The Guarded Fragment with Nested Equivalences
Provides foundational complexity results for a decidable fragment of first-order logic with equivalence relations, relevant to logic and database theory.
The paper studies the guarded fragment of first-order logic extended with nested equivalence relations, proving decidability and tight complexity bounds (TOWER-complete in general, (K+2)-ExpTime-complete for fixed K) for the equality-free case, and undecidability when nesting is dropped or equality is added.
The Guarded Fragment (GF) is a well-established decidable fragment of first-order logic. We study an extension of GF with nested equivalence relations, namely a family of distinguished binary predicates $E_1, E_2, \dots$ interpreted as equivalence relations such that $E_{k+1}$ is coarser than $E_k$ for every $k$. We show that the equality-free GF with nested equivalence relations enjoys the finite model property and has a decidable satisfiability problem.
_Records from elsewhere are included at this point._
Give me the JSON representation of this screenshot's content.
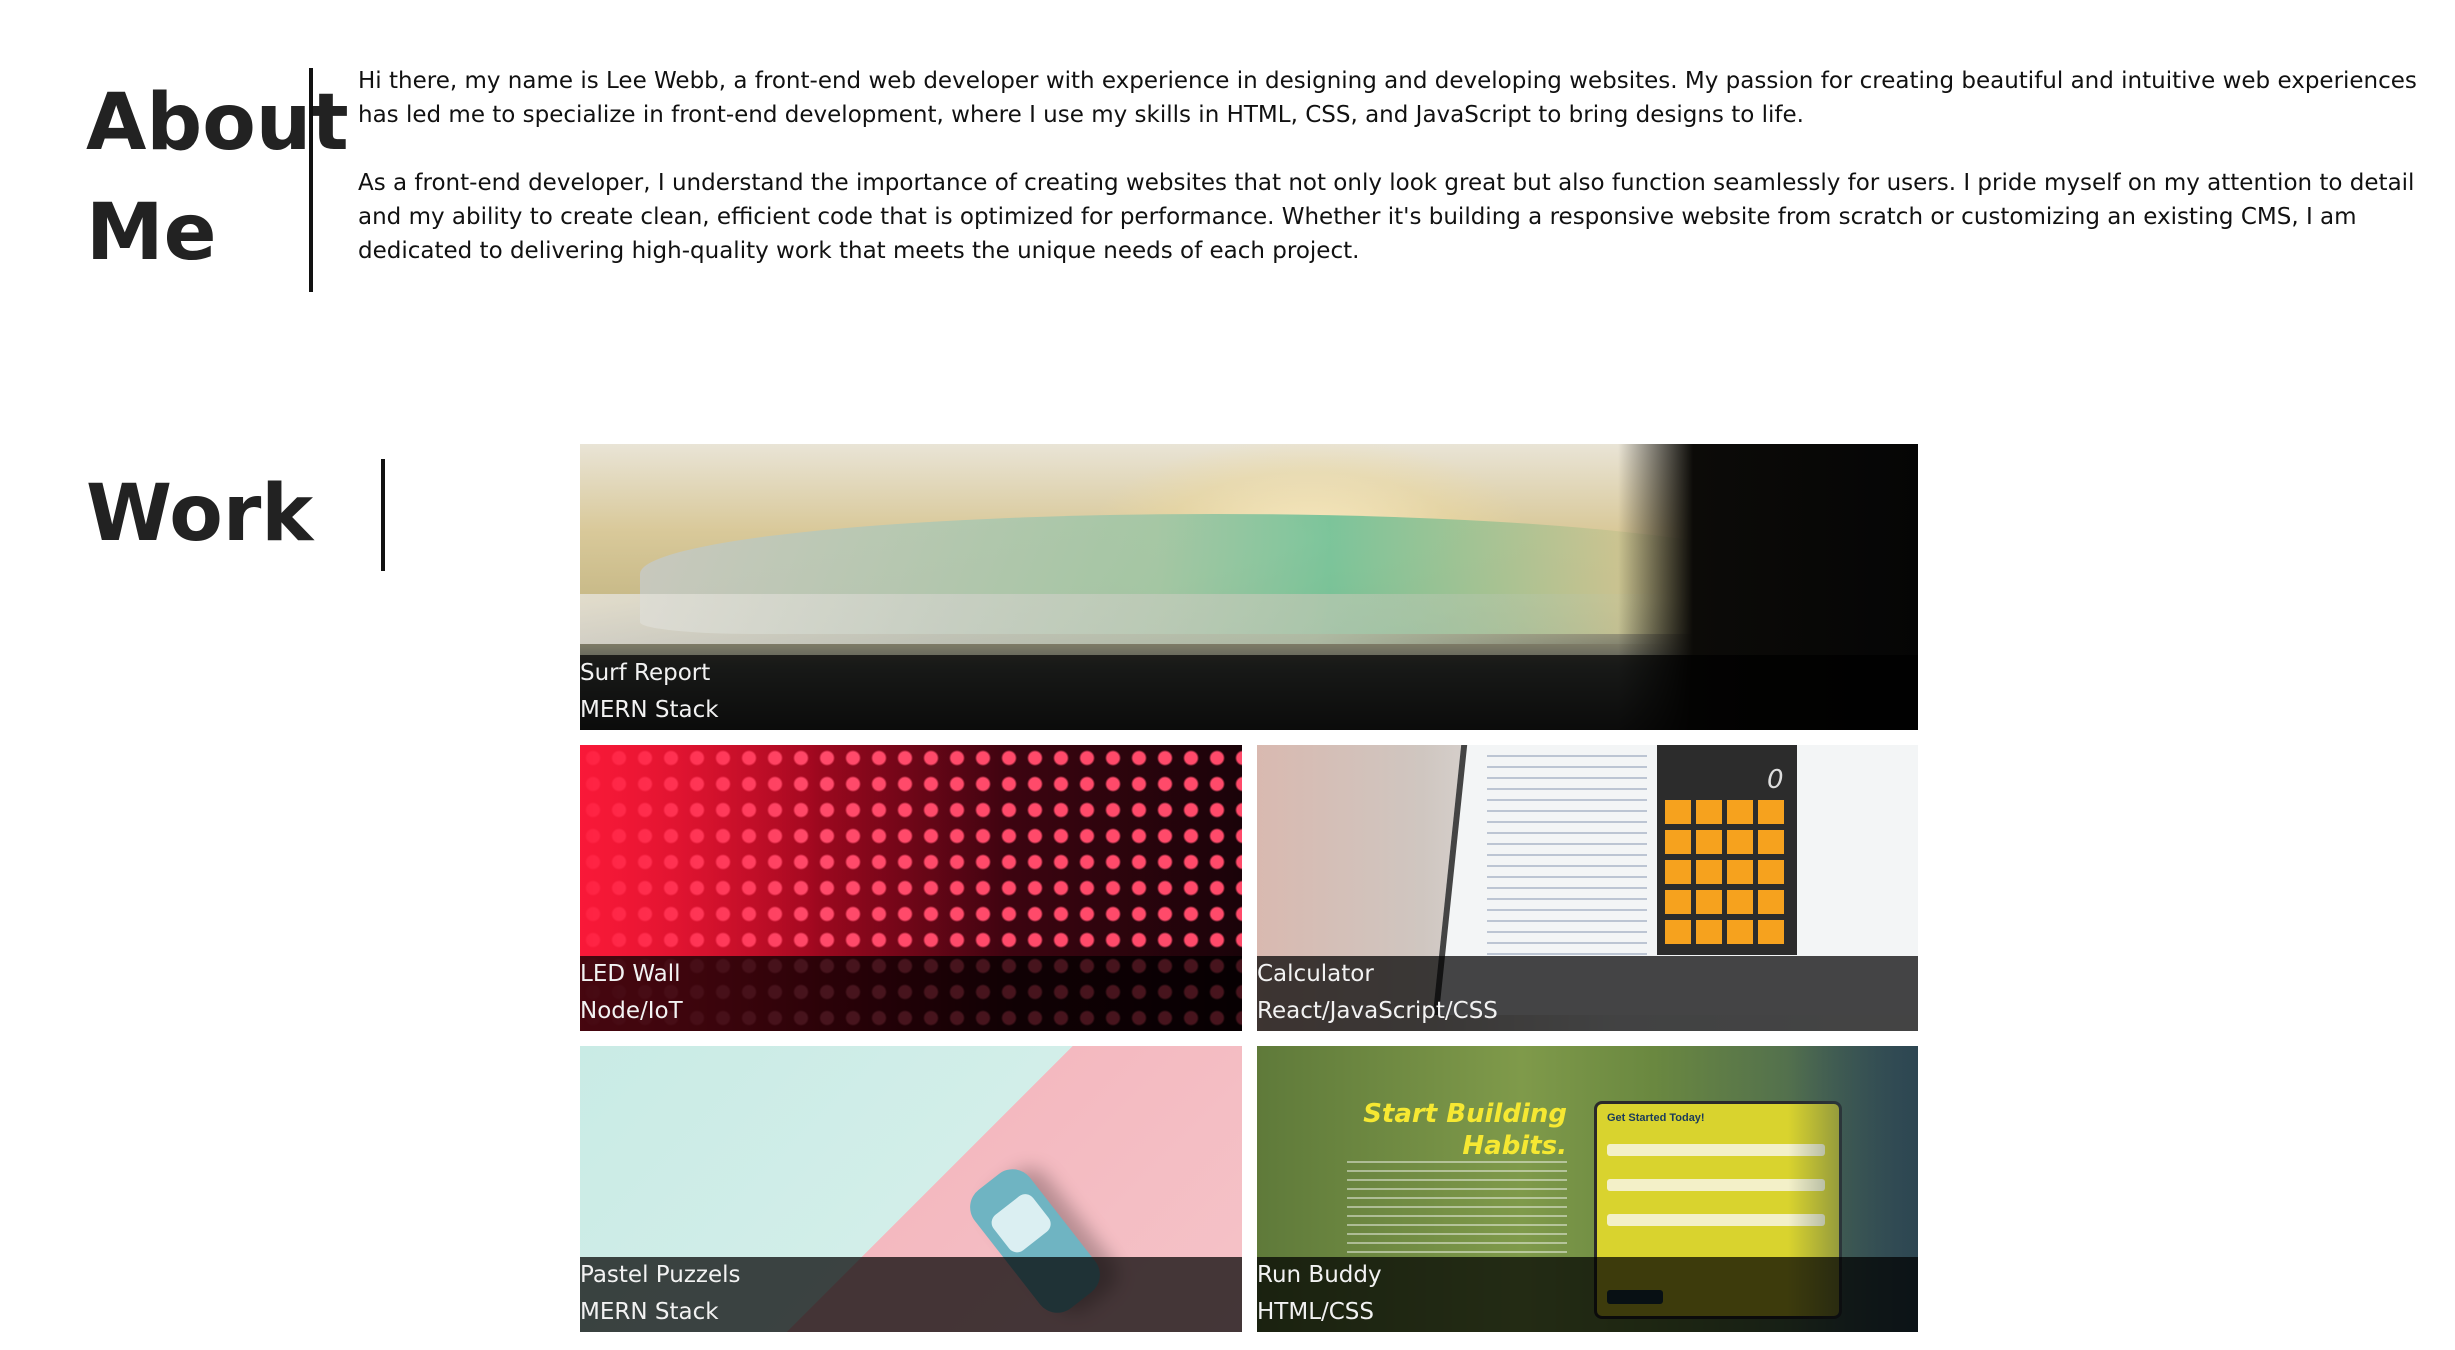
{
  "about": {
    "heading": "About Me",
    "paragraphs": [
      "Hi there, my name is Lee Webb, a front-end web developer with experience in designing and developing websites. My passion for creating beautiful and intuitive web experiences has led me to specialize in front-end development, where I use my skills in HTML, CSS, and JavaScript to bring designs to life.",
      "As a front-end developer, I understand the importance of creating websites that not only look great but also function seamlessly for users. I pride myself on my attention to detail and my ability to create clean, efficient code that is optimized for performance. Whether it's building a responsive website from scratch or customizing an existing CMS, I am dedicated to delivering high-quality work that meets the unique needs of each project."
    ]
  },
  "work": {
    "heading": "Work",
    "projects": [
      {
        "title": "Surf Report",
        "stack": "MERN Stack"
      },
      {
        "title": "LED Wall",
        "stack": "Node/IoT"
      },
      {
        "title": "Calculator",
        "stack": "React/JavaScript/CSS"
      },
      {
        "title": "Pastel Puzzels",
        "stack": "MERN Stack"
      },
      {
        "title": "Run Buddy",
        "stack": "HTML/CSS"
      }
    ],
    "run_buddy_art": {
      "headline": "Start Building Habits.",
      "form_title": "Get Started Today!"
    },
    "calculator_art": {
      "display": "0"
    }
  }
}
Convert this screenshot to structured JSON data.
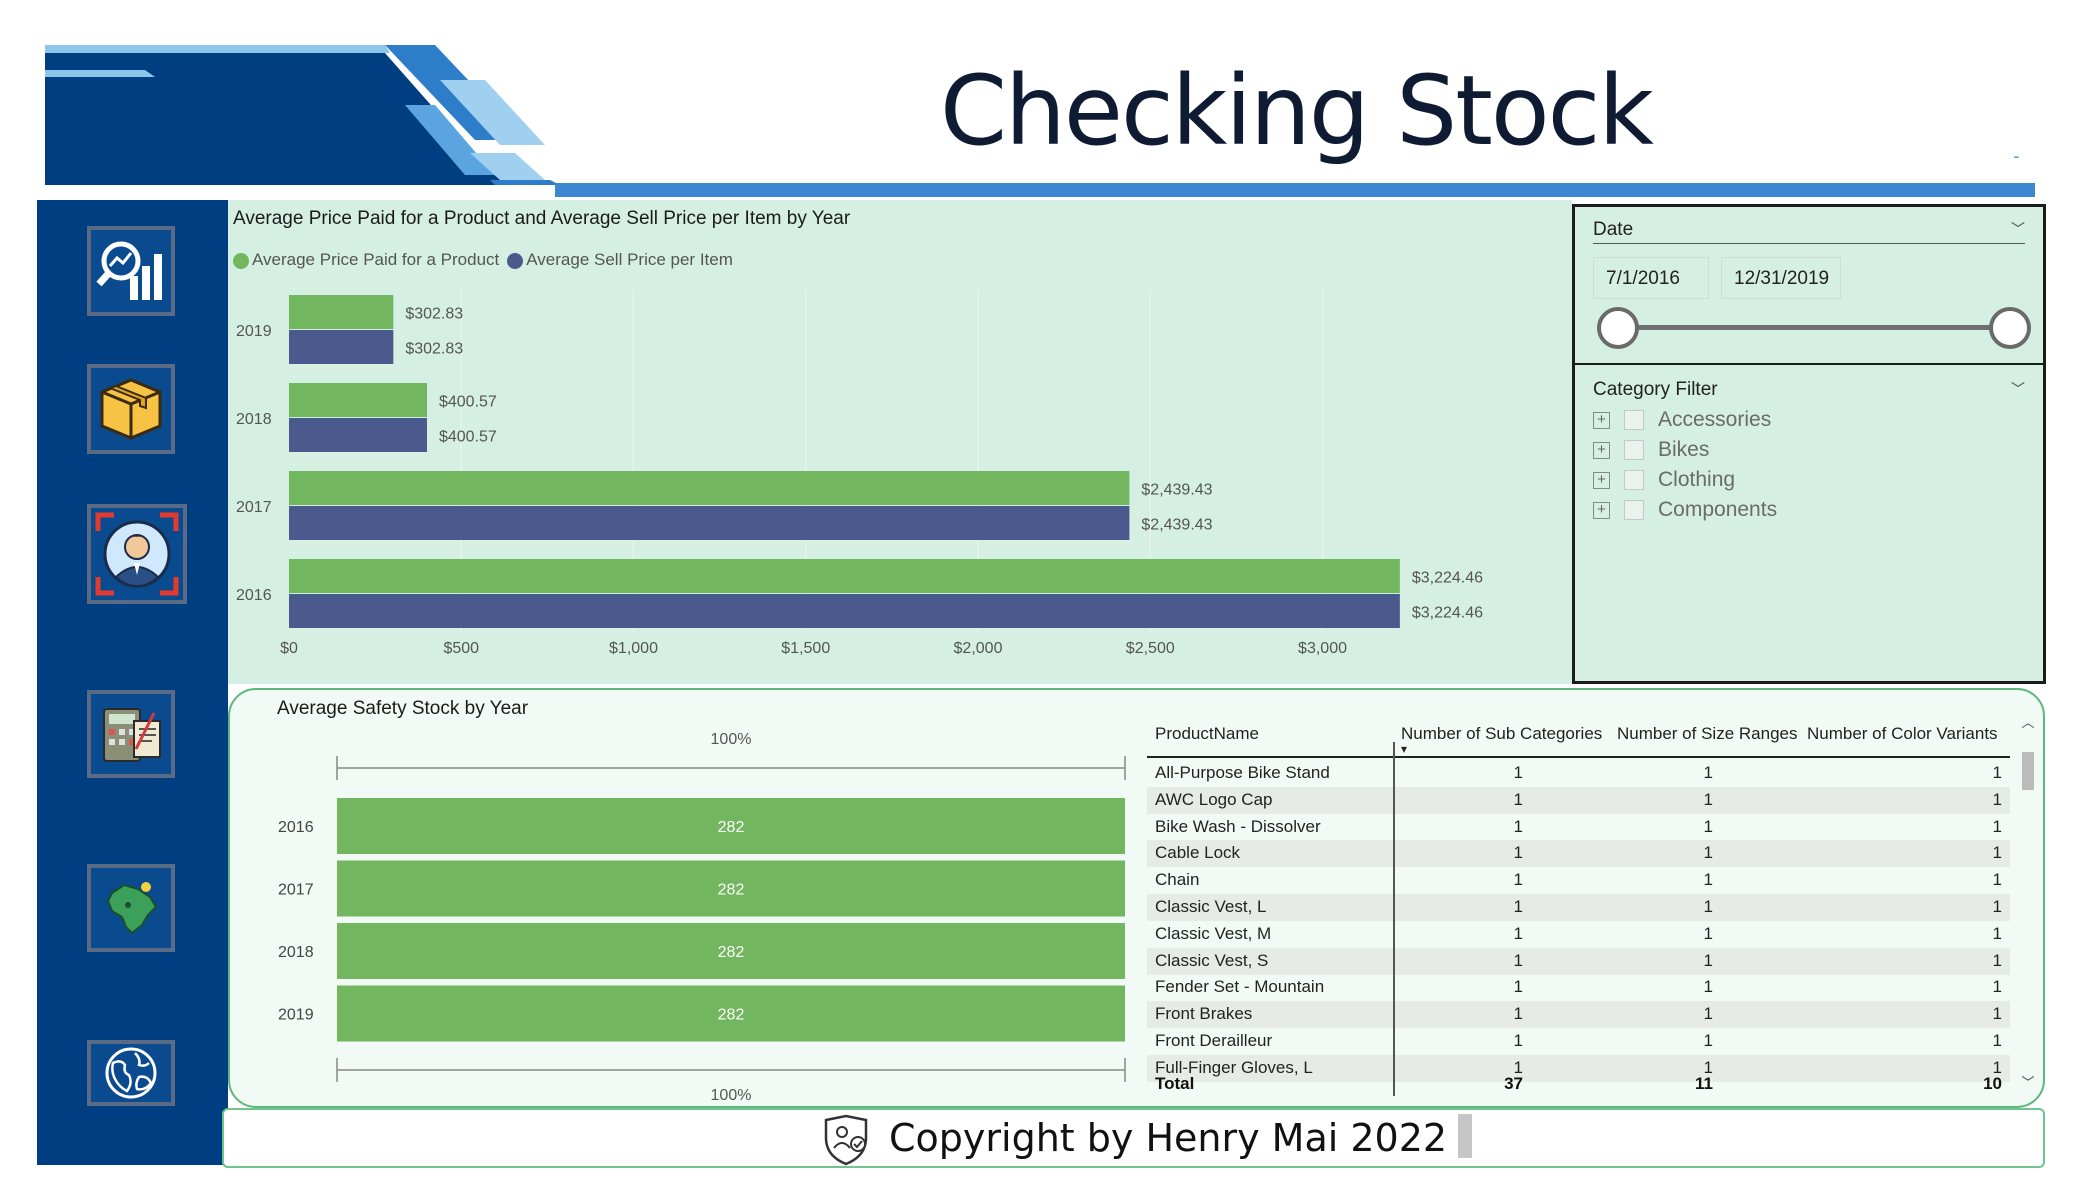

Moreover, we establish tight complexity bounds for satisfiability: TOWER-completeness in general, and $(K{+}2)$-ExpTime-completeness when the number of distinguished predicates is fixed to $K$. Finally, we show that satisfiability becomes undecidable if either the nesting condition is dropped (already with two equivalence relations) or equality is admitted (already with a single equivalence relation).